Dr Woodbury-Smith said prescribing should be about treating “vulnerabilities as opposed to autistic symptoms”.
He stressed the need to believe patients when they said they had autism, and pointed out that, like so many other health services, GP surgeries are a hostile environment for patients with autism, therefore some effort must be made to facilitate their needs.
“Adults with autism are under-represented in screening programmes and the reason is they are not going to their GP because they cannot cope in that environment. We need to try to facilitate them so they can cope and reasonable adjustments may be relatively minor things like lighting and noise, but it really needs to be done,” he told the Medical Independent (MI).
The last speaker in the session, Prof Louise Gallagher, Chair of Child and Adolescent Psychiatry, Trinity College Dublin, spoke about how new discoveries in the neurobiological underpinnings of autism (altered white-matter development, etc) are increasing the knowledge base on this condition and informing the development of new therapies.
She commented that while pharma companies are very keen to use this information to develop new treatments and therapies, “we are not going to find a very simple treatment for complex conditions and service access is currently a bigger challenge”.

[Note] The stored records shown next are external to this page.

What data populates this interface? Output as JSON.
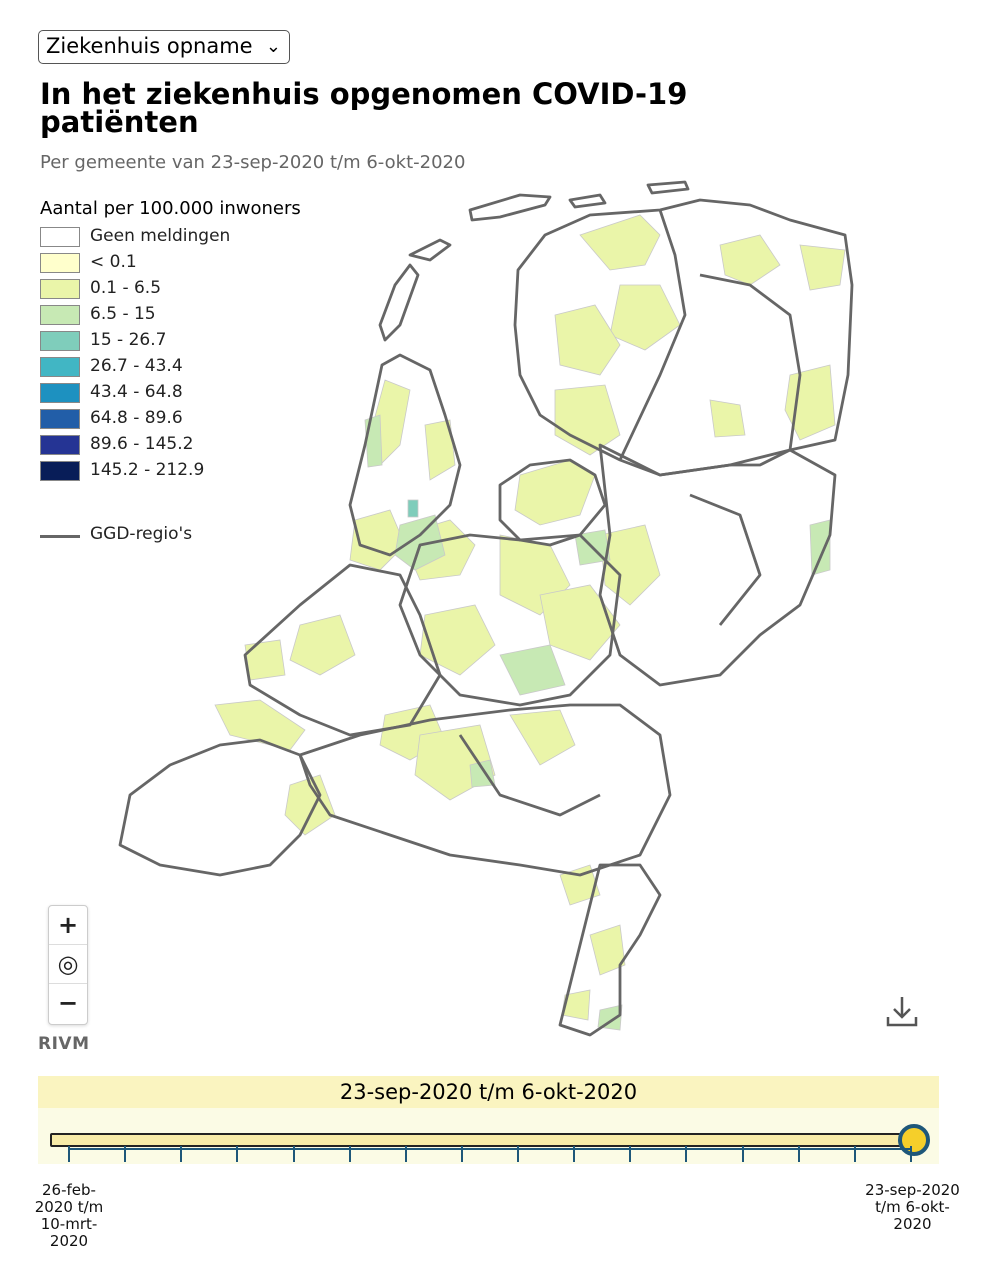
{
  "selector": {
    "value": "Ziekenhuis opname"
  },
  "title": "In het ziekenhuis opgenomen COVID-19 patiënten",
  "subtitle": "Per gemeente van 23-sep-2020 t/m 6-okt-2020",
  "legend": {
    "title": "Aantal per 100.000 inwoners",
    "items": [
      {
        "label": "Geen meldingen",
        "color": "#ffffff"
      },
      {
        "label": "< 0.1",
        "color": "#ffffcc"
      },
      {
        "label": "0.1 - 6.5",
        "color": "#eaf5a9"
      },
      {
        "label": "6.5 - 15",
        "color": "#c7e9b4"
      },
      {
        "label": "15 - 26.7",
        "color": "#7fcdbb"
      },
      {
        "label": "26.7 - 43.4",
        "color": "#41b6c4"
      },
      {
        "label": "43.4 - 64.8",
        "color": "#1d91c0"
      },
      {
        "label": "64.8 - 89.6",
        "color": "#225ea8"
      },
      {
        "label": "89.6 - 145.2",
        "color": "#253494"
      },
      {
        "label": "145.2 - 212.9",
        "color": "#081d58"
      }
    ],
    "ggd_label": "GGD-regio's"
  },
  "zoom": {
    "in": "+",
    "locate": "◎",
    "out": "−"
  },
  "attribution": "RIVM",
  "timeline": {
    "current_period": "23-sep-2020 t/m 6-okt-2020",
    "start_label": "26-feb-2020 t/m 10-mrt-2020",
    "end_label": "23-sep-2020 t/m 6-okt-2020",
    "position": 1.0
  }
}
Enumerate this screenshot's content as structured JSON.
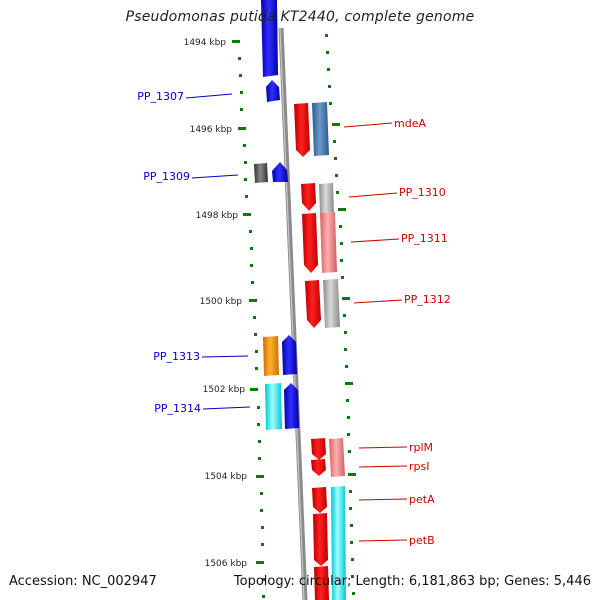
{
  "title": "Pseudomonas putida KT2440, complete genome",
  "footer": {
    "accession": "Accession: NC_002947",
    "topology": "Topology: circular; Length: 6,181,863 bp; Genes: 5,446"
  },
  "ticks": [
    "1494 kbp",
    "1496 kbp",
    "1498 kbp",
    "1500 kbp",
    "1502 kbp",
    "1504 kbp",
    "1506 kbp"
  ],
  "colors": {
    "minus_label": "#0000cc",
    "plus_label": "#cc0000",
    "tick": "#0a7a0a",
    "backbone": "#8a8a8a"
  },
  "left_labels": [
    "PP_1307",
    "PP_1309",
    "PP_1313",
    "PP_1314"
  ],
  "right_labels": [
    "mdeA",
    "PP_1310",
    "PP_1311",
    "PP_1312",
    "rplM",
    "rpsI",
    "petA",
    "petB"
  ]
}
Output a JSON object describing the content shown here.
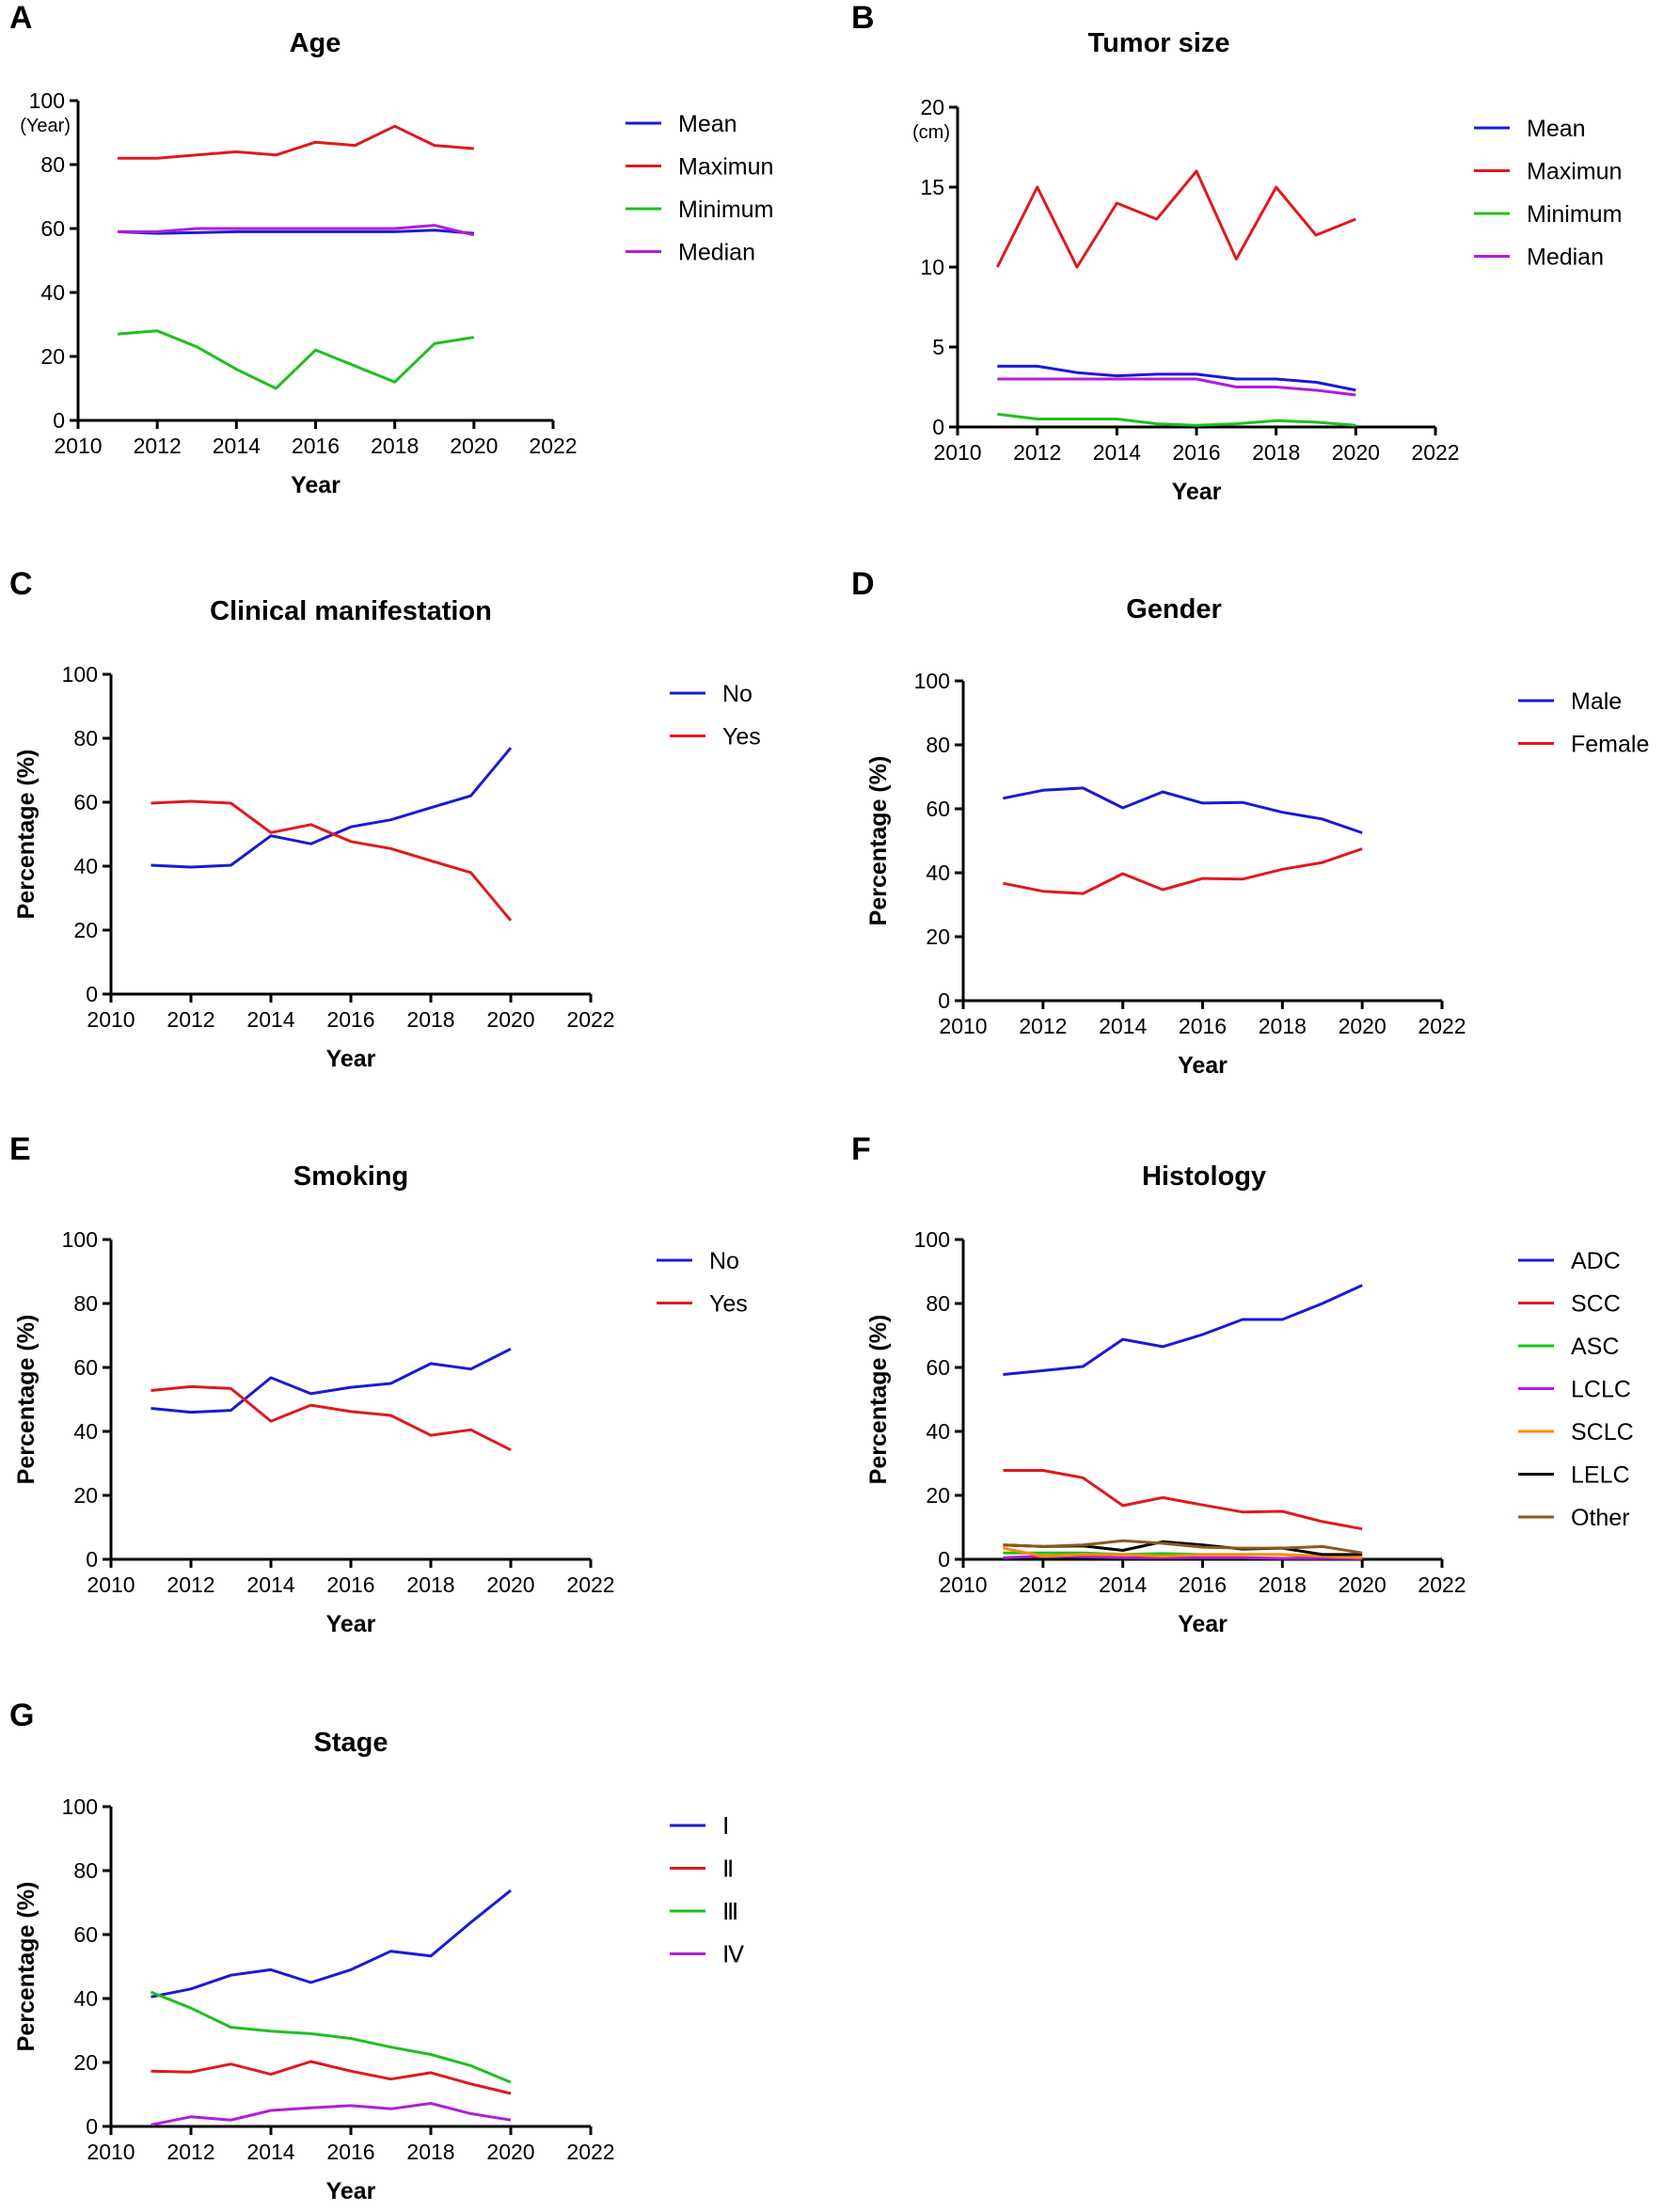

“We already have significant needs about trying to appropriately treat the mental health comorbidities of autistic people and our services are challenged to do that. In the context of all the pressures we have on delivering healthcare services and mental health services, how do we address the needs of autistic people more generally in the face of expanding needs and limited resources,” she told MI, adding that GP education needs to be more focused on autism.
Prof Gallagher pointed out that psychotropic prescribing and polypharmacy are common in people with autism, leading to increased negative physical heath risk factors such as seizures, cardiometabolic side-effects and poor lifestyle behaviours.
“The main message is that we are currently using drug therapy to treat comorbidities. We are challenged in differentiating between comorbidities and autistic symptoms and there may be a lot of relationships between those, either on a psychological level because an autistic person is challenged in their environment, and that might be stressful and might induce anxiety or depression. Similarly, we are challenged, as people with autism may respond differently to the drug therapies we are prescribing but it is really important that we are making efforts to treat autism comorbidities, because we know from recent epidemiological studies in Scandinavia in particular that suicide is a very significant cause of premature death in autistic people without intellectual disability, in addition to factors such as cardiovascular disease and cancer.”
Prof Gallagher chairs the College’s Autism Special Interest Group, which is currently working on putting together a position paper on mental health service provision for these patients that it hopes to publish next year, she confirmed to MI.